Seeking Refuge in Company Policy

We used to be pretty flexible about how we did business. Then somebody messed with us. We instituted a retainer. Our clients pretty much understand that they are a person who can run away, but we are a company with a reputation on the line. Traditionally, the benefit of the doubt has always been with the company, so this policy was a good one, and normal for our industry.

We began using a contract fairly early. We refined the contract bit by bit into something that was fairly simplified, but still contained enough legal language to be enforceable. It covers copyrights, delivery of the service, and intellectual property rights. Essential stuff. The language about what we deliver is simplified so that it is as untechnical as possible. But it still has to include technical terms, or it isn’t enforceable.

Many of our clients are confused by it – they call me and say, “What does this mean?” I explain, and I tell them why it is there, and how it protects them, and if there are any risks in it for them. Those who can afford to have their legal counsel take a look. We’ve used it with government entities, non-profits, and small corporations, and a host of tiny companies. No one has complained about the actual terms. They feel they are fair.

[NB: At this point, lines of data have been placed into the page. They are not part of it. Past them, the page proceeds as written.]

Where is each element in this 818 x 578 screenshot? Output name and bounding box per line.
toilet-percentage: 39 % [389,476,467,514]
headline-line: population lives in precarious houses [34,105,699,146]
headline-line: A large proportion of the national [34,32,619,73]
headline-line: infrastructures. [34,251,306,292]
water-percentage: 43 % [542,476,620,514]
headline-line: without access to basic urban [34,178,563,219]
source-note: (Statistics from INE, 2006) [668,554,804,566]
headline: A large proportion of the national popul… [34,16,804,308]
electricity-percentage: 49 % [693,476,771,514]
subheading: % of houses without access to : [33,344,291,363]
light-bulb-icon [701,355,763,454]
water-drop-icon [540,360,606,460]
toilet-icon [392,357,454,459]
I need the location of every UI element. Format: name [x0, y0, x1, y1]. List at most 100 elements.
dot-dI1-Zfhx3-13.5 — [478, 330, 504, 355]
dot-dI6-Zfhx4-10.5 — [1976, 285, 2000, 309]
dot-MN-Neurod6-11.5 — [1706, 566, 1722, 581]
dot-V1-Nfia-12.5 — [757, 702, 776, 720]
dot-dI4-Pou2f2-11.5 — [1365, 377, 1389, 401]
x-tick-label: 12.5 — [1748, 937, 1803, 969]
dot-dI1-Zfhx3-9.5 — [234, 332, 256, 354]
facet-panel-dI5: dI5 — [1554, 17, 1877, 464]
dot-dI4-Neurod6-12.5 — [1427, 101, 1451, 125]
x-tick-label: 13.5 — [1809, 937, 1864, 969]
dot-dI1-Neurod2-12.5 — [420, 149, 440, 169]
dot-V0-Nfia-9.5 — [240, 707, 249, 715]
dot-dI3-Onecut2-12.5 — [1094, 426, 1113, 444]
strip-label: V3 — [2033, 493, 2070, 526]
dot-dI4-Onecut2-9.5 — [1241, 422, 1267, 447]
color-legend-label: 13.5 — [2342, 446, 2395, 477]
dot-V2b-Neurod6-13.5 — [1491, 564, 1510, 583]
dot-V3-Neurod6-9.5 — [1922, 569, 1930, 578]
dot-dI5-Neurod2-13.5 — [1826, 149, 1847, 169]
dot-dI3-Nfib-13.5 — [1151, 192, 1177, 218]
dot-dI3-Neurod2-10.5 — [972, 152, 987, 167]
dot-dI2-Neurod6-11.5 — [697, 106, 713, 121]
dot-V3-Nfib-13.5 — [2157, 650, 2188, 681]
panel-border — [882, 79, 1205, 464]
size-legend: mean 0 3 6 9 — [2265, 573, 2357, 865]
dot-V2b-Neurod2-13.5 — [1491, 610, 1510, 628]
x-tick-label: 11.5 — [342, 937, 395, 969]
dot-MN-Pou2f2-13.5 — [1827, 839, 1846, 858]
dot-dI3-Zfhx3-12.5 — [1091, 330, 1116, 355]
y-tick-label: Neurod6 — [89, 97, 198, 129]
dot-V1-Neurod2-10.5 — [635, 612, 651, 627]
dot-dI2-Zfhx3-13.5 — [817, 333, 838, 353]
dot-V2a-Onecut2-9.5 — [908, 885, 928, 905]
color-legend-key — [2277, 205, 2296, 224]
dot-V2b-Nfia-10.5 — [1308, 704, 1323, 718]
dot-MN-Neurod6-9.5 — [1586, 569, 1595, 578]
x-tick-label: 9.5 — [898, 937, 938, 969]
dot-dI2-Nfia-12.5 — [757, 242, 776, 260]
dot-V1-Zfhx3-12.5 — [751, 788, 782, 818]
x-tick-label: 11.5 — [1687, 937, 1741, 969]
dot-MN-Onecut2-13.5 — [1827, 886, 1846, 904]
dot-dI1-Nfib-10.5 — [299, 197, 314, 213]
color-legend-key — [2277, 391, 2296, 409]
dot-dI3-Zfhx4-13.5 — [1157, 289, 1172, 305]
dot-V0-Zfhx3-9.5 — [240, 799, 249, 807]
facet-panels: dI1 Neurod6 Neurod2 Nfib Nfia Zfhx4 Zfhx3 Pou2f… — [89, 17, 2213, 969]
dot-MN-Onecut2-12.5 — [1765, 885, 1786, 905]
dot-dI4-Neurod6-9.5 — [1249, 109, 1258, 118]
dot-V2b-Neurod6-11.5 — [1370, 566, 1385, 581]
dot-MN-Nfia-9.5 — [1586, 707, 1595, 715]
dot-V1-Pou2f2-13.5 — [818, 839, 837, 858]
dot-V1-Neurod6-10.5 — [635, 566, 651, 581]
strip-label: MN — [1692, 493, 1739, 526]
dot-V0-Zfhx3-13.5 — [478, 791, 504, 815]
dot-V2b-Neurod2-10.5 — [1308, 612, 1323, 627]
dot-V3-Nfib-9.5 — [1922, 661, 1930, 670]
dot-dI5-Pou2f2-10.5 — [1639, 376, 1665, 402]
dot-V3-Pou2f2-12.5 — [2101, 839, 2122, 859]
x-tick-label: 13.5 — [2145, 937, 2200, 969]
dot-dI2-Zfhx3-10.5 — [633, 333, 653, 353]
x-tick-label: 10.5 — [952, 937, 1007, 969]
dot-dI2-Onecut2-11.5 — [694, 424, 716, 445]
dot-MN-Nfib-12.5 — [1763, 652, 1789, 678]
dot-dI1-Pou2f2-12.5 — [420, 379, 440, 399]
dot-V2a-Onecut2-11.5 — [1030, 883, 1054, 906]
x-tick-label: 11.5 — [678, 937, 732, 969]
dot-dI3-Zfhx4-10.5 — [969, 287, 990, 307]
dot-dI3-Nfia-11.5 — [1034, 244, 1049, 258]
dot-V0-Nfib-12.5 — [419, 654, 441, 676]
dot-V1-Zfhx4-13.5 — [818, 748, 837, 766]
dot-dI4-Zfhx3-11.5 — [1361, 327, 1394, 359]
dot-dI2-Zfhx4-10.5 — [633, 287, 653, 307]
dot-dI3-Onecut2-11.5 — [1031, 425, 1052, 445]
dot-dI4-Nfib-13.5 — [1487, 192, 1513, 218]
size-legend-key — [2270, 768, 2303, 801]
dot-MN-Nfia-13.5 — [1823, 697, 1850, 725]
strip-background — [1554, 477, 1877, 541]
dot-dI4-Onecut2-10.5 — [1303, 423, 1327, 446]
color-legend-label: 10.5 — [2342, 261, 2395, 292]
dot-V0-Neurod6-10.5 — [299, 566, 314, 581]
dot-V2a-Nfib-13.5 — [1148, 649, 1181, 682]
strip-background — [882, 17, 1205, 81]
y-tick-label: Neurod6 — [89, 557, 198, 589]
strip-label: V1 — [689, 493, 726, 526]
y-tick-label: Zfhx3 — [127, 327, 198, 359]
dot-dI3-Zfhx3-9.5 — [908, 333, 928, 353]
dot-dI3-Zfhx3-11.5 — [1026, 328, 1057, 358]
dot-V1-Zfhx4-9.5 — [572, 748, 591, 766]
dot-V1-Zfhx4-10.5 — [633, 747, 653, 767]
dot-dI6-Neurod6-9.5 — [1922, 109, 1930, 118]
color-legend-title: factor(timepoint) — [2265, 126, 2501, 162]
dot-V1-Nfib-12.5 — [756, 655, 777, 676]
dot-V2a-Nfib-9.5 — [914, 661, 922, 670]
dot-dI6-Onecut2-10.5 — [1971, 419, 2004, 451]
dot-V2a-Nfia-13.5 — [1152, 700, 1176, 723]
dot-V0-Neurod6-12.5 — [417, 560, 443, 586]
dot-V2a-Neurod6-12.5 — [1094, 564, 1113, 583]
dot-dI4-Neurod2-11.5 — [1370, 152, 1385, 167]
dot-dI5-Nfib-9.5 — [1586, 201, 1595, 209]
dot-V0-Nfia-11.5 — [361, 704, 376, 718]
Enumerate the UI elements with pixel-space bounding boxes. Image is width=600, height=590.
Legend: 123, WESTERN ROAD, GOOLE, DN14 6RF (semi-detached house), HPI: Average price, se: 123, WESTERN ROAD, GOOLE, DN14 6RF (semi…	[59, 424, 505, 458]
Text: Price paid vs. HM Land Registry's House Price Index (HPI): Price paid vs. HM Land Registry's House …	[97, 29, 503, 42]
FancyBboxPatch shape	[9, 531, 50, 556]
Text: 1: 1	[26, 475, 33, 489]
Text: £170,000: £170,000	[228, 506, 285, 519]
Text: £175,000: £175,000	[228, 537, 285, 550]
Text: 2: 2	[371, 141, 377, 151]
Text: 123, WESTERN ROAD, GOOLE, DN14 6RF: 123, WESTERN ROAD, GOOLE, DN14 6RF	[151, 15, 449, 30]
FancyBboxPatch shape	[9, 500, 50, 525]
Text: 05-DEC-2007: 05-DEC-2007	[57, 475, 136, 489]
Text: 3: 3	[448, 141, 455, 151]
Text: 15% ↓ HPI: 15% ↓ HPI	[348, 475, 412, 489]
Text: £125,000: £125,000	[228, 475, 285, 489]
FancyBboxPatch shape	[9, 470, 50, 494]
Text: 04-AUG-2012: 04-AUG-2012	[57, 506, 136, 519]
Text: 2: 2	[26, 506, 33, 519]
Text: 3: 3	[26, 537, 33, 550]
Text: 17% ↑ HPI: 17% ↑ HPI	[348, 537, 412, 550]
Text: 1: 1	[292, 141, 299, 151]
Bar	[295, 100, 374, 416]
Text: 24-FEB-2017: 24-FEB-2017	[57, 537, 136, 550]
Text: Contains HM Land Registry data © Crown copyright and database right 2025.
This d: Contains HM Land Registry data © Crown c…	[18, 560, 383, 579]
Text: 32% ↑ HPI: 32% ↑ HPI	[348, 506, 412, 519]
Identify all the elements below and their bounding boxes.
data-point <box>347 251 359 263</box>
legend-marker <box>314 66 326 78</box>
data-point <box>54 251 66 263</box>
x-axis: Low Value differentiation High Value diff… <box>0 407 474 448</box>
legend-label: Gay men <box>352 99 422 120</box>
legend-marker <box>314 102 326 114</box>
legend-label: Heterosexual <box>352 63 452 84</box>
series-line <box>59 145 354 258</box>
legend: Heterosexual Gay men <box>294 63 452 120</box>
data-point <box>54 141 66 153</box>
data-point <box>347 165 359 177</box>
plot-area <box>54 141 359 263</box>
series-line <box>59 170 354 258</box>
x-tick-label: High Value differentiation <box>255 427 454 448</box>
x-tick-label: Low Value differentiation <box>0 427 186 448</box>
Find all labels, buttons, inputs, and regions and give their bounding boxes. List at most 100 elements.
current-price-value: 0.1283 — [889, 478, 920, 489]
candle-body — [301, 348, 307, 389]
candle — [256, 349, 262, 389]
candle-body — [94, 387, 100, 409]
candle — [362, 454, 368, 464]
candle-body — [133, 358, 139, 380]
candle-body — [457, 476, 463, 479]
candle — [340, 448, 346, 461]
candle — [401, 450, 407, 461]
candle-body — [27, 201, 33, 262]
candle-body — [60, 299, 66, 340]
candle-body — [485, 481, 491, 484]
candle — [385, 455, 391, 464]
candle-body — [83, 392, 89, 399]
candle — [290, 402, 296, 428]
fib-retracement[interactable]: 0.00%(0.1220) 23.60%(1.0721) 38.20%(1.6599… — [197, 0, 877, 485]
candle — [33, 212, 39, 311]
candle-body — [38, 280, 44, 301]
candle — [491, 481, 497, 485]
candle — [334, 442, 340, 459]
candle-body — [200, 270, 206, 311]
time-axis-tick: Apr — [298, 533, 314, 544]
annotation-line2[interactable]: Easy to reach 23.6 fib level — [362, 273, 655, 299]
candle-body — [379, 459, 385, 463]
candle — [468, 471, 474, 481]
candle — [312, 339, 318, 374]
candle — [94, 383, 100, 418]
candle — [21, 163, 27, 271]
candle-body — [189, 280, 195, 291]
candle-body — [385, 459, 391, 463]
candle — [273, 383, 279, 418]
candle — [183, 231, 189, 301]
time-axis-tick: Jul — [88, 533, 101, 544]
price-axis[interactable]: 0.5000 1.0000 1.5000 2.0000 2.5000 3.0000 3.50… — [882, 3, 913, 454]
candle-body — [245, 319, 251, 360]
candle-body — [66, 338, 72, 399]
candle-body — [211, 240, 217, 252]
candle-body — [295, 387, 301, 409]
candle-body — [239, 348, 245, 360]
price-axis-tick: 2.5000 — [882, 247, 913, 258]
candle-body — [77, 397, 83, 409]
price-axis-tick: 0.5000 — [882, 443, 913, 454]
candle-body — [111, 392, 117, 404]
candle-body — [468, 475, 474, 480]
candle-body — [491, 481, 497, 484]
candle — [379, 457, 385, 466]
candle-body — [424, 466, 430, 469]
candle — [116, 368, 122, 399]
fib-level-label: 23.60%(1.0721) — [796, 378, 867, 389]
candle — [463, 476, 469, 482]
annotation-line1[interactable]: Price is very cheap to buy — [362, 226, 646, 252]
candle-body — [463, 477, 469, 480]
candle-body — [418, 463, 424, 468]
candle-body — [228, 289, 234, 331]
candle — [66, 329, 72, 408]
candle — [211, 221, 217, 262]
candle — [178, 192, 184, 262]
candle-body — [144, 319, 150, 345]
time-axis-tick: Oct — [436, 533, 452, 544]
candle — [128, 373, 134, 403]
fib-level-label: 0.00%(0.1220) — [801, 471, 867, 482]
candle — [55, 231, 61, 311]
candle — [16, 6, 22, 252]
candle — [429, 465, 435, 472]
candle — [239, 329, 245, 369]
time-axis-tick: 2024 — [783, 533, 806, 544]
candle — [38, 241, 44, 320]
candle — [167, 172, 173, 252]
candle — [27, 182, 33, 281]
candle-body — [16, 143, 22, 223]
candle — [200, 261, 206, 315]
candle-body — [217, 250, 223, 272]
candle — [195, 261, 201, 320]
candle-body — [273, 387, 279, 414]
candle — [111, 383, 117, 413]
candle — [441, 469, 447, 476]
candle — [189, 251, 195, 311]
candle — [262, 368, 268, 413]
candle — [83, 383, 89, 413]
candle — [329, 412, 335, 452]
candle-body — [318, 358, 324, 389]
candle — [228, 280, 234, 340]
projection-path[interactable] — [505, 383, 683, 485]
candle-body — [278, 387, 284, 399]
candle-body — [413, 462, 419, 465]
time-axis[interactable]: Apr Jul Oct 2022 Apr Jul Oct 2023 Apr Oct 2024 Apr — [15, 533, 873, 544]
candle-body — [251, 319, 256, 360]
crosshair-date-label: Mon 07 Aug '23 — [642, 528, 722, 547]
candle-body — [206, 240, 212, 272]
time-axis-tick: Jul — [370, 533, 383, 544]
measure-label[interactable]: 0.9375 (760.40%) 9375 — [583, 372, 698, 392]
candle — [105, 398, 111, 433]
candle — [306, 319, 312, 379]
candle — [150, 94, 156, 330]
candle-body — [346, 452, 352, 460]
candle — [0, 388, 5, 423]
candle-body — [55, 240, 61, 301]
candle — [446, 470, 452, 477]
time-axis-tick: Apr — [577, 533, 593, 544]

Our policies and standards have developed over time, through experience and need. We’ve been careful to make sure that they protect our customers as much as they protect us, often more.

I had a complaint about our contract, and our retainer policy recently. The business owner complained about the contract having legal language! Then they complained about the retainer – even though this same business owner charges a retainer for their own services, of three times as much as we were asking.

Now sometimes, I’ll make an exception. Once in a while, when I know someone, I’ll do work that they pay me for later. On occasion I’ll work without a contract for small bits of work, but never for a website (ok, once, on a bartered one!). And these people do not EXPECT me to make exceptions. They appreciate the contract, and they expect to have to abide by industry norms. Retainers are the norm.

I’ve learned that those who DO expect me to make exceptions, or who try to batter me down, are assuming I am deciding these things on a whim. They do not understand that companies operate by rules because those rules facilitate smooth business. When you move from sole proprietor to corporation, you have to start formulating sustainable policy. And then you, yourself, have to stick to it. To treat someone like they should set aside their policy is to belittle them and their professionalism.

Our company policy is what it is for good reason. I cannot make an exception without good reason. I am rather thankful that I have intelligent policy to fall back on. It helps me not have to wonder so much whether I SHOULD make an exception. When I don’t feel comfortable extending that, I have it to fall back on. “I’m sorry. This is our company policy, and I am not able to make an exception.”

I think there are some people whom I should choose not to do business with. And at times, company policy has helped determine who that is. I think it is a good thing.